Cass. n° 9616 dell’ 11.04.2023, rel. Graziosi:
<< 5.1.3 È evidente la discrasia che così emerge. La clausola viene dichiarata
nulla, ma il contratto “rimane in piedi”: si dovrebbe pertanto ritenere che la
corte territoriale abbia applicato l’articolo 1419, secondo comma, c.c., per cui il
contratto si salva qualora contenga clausole nulle ma queste siano “sostituite
di diritto da norme imperative”. Quali norme imperative siano state applicate
dalla corte territoriale non è evincibile dalla sua, a questo punto palesemente
incompleta, motivazione e/o valutazione con essa illustrata. L’articolo 1419,
secondo comma, c.c. si riferisce infatti, ictu ocu/i, a norme che regolino
imperativamente il contenuto negoziale, giacché esso presidia i limiti così
inferiti dall’ordinamento al loro opposto, id est all’autonomia negoziale:
l’imperio (democraticamente legittimo) del legislatore prevale quindi sul potere
dispositivo sostanziale cioè sulla libertà negoziale delle parti, per tutelare valori
superiori – il che sovente significa tutelare una parte debole, la cui potenziale
inferiorità condiziona appunto il sinallagma -. Radicalmente diversa è invece
una norma relativa alla prescrizione, non alla costituzione dei diritti; e non a
caso la corte territoriale si è astenuta dal menzionarla.
Il giudice d’appello, dunque, più che incorrere in un vizio motivazionale (a
prescindere dal fatto che si sta vagliando anche il quarto motivo, il primo
motivo proposto ben può essere riqualificato: sulla non vincolatività per il
giudicante della configurazione formale offerta dalla rubrica del motivo se
questo è tuttavia riconducibile nel paradigma dell’articolo 360 c.p.c. è noto
l’insegnamento di S.U. 24 luglio 2013 n. 17931, seguito, tra gli arresti
massimati, da Cass. sez. 3, 29 agosto 2013 n. 19882, Cass. sez. 1, 31 ottobre
2013 n. 24553, Cass. sez. 6-3, ord. 20 febbraio 2014 n. 4036, Cass. sez. L, 17
dicembre 2015 n. 25386, Cass. sez. 2, 29 novembre 2016 n. 24247, Cass. sez.

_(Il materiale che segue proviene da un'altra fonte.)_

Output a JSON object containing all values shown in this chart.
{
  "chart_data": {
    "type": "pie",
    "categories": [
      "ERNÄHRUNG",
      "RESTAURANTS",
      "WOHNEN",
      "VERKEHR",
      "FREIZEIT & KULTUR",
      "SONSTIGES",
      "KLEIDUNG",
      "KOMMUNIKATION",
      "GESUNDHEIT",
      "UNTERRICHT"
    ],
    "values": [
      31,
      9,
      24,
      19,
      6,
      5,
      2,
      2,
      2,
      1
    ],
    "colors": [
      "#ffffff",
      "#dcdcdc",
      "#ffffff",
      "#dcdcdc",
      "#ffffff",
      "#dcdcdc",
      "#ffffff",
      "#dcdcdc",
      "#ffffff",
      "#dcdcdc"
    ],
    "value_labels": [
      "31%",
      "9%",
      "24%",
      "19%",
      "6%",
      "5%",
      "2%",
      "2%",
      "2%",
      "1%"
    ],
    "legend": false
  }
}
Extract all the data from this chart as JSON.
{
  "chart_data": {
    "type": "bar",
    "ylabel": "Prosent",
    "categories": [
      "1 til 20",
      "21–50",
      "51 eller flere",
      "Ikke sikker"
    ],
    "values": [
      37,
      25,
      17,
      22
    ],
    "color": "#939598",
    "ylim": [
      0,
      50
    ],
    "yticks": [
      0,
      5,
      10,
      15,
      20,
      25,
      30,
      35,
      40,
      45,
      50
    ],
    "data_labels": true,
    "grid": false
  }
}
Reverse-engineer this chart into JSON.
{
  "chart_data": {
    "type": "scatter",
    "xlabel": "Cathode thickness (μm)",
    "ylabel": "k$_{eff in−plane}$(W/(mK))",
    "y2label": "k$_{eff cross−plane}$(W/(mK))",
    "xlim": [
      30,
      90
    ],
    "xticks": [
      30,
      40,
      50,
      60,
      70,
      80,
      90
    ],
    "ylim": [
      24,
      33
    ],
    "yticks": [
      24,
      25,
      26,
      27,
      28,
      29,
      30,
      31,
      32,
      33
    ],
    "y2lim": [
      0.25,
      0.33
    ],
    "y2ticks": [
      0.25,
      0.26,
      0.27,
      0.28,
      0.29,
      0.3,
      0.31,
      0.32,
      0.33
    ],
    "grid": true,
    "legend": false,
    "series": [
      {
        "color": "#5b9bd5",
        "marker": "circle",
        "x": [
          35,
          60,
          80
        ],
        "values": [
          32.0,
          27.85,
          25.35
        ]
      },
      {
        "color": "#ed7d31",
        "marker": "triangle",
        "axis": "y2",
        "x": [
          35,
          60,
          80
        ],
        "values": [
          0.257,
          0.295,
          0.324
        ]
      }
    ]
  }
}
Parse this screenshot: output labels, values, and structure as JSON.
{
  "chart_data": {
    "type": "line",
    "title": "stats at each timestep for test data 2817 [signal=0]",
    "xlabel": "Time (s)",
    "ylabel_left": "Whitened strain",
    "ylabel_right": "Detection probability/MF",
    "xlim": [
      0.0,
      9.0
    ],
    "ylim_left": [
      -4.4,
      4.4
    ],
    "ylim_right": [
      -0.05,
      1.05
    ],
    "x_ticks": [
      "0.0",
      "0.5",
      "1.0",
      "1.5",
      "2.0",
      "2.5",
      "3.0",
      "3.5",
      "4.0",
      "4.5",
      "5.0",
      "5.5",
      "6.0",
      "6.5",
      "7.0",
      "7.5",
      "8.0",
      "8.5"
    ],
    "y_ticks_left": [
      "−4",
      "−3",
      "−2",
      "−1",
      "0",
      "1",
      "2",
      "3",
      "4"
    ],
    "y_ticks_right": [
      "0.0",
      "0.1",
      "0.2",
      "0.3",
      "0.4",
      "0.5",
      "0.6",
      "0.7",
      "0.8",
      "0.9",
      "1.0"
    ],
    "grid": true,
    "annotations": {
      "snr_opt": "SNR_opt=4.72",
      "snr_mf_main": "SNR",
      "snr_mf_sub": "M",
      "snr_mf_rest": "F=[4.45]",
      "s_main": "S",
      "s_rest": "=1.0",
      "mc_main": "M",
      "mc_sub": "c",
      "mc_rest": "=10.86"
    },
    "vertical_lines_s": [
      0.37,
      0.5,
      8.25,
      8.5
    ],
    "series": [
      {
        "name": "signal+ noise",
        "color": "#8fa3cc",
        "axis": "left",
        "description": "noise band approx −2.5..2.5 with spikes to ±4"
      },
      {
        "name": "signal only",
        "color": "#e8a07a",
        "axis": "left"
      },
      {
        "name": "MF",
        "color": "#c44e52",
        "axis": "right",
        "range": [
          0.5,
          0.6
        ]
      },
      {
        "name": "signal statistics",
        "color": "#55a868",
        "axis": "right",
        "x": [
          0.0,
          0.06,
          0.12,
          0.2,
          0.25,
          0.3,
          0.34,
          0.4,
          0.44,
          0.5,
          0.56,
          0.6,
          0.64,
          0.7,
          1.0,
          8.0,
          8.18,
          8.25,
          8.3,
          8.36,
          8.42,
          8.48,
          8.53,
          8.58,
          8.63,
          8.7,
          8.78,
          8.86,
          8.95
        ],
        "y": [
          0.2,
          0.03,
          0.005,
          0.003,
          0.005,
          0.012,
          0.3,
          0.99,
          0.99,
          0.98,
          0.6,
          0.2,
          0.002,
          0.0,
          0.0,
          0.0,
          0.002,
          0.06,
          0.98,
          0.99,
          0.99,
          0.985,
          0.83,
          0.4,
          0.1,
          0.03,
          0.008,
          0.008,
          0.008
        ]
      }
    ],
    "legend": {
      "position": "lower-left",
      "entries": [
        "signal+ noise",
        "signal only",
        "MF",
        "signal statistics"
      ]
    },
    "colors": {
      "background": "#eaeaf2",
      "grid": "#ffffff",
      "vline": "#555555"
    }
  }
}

5, ord. 6 ottobre 2017 n. 23381, Cass. sez. 6-5, ord. 27 ottobre 2017 n.
25557, Cass. sez. 2, ord. 7 maggio 2018 n. 10862, Cass. sez. 5, ord. 23
maggio 2018 n. 12690 e Cass. sez. 6-5, ord. 19 giugno 2018 n. 16170), ha
violato – e il primo motivo in realtà denuncia, come appunto il quarto il cui
vaglio è stato perciò congiunto, tale violazione in forza dell’articolo 360, primo
comma, n.3 c.p.c. in tal senso dovendo essere riqualificato – la norma che 5
regola la nullità parziale, consentendo di sostituire ex lege l’illegittima volontà
delle parti, con effetto conservativo del resto.
La corte territoriale, invero, non ha rispettato l’articolo 1419, secondo comma,
c.c., in quanto ha omesso di identificare la norma imperativa con cui supplire la
clausola concreta di claims made presente nella polizza, come pretende
appunto tale norma>>.
pertanto la corte di rinvio << dovrà procedere alla relativa individuazione e, nel caso in cui non rinvenga la “norma protesi” che il capoverso dell’articolo 1419 c.c. esige, trarne la nullità del contratto>>.